In particular for the plots you’ll often have to override the defaults. Make is smart enough to figure this out. For instance, you could have two files like this:

$ cat pm_histogram.sql
SELECT
  round(pmtot/10)*10 as bin, count(*) as n 
FROM ( 
  SELECT sqrt(pmra*pmra+pmde*pmde)*3.6e6 as pmtot
  FROM hsoy.main) AS q
group by bin
$ cat pm_histogram_cleaned.vot
SELECT 
  round(pmtot/10)*10 as bin, 
  count(*) as n 
  FROM ( 
    SELECT sqrt(pmra*pmra+pmde*pmde)*3.6e6 as pmtot 
    FROM hsoy.main
    WHERE no_sc IS NULL) AS q 
  group by bin

(these were used to analyse the overall proper motions distributions in HSOY properties; note that each of these will run about 30 minutes or so, so better adapt them to what’s actually interesting to you before trying this).
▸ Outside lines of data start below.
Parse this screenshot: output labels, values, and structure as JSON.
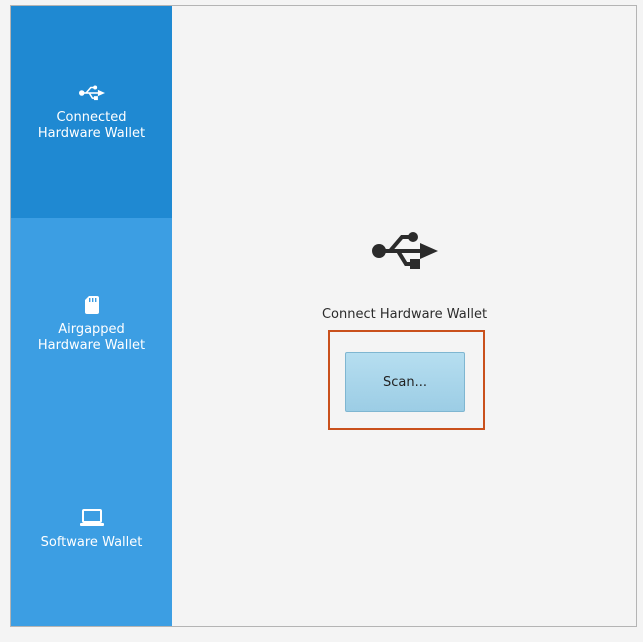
{
  "sidebar": {
    "items": [
      {
        "label": "Connected\nHardware Wallet",
        "icon": "usb-icon",
        "selected": true
      },
      {
        "label": "Airgapped\nHardware Wallet",
        "icon": "sd-card-icon",
        "selected": false
      },
      {
        "label": "Software Wallet",
        "icon": "laptop-icon",
        "selected": false
      }
    ]
  },
  "main": {
    "icon": "usb-icon",
    "heading": "Connect Hardware Wallet",
    "scan_label": "Scan..."
  },
  "colors": {
    "sidebar": "#3c9ee3",
    "sidebar_selected": "#1f89d2",
    "focus_border": "#c9501c",
    "button": "#a8d4ea"
  }
}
No special handling in terms of queries is necessary for these, but the plot needs to be hand-crafted:

pm_histograms.png: pm_histogram.vot pm_histogram_cleaned.vot
	$(STILTS) plot2plane legend=false \
	  omode=out ofmt=png out=$@ \
  	title="All-sky" \
  	xpix=800 ypix=600 \
  	ylog=True xlog=True\
  	xlabel="PM bin [mas/yr, bin size=10]" \
  	xmax=4000 \
	layer1=mark \
  	color1=blue \
  	in1=pm_histogram.vot \
  	x1=bin \
  	y1=n \
	layer2=mark \
  	in2=pm_histogram_cleaned.vot \
  	x2=bin \
  	y2=n

– that way, even if you go back to the stuff six months later, you can still figure out what you queried (the files are still there) and what you did then.

A makefile to play with (and safe from cut-and-paste problems) is available from Makefile_tapsample (rename to Makefile to reproduce the examples).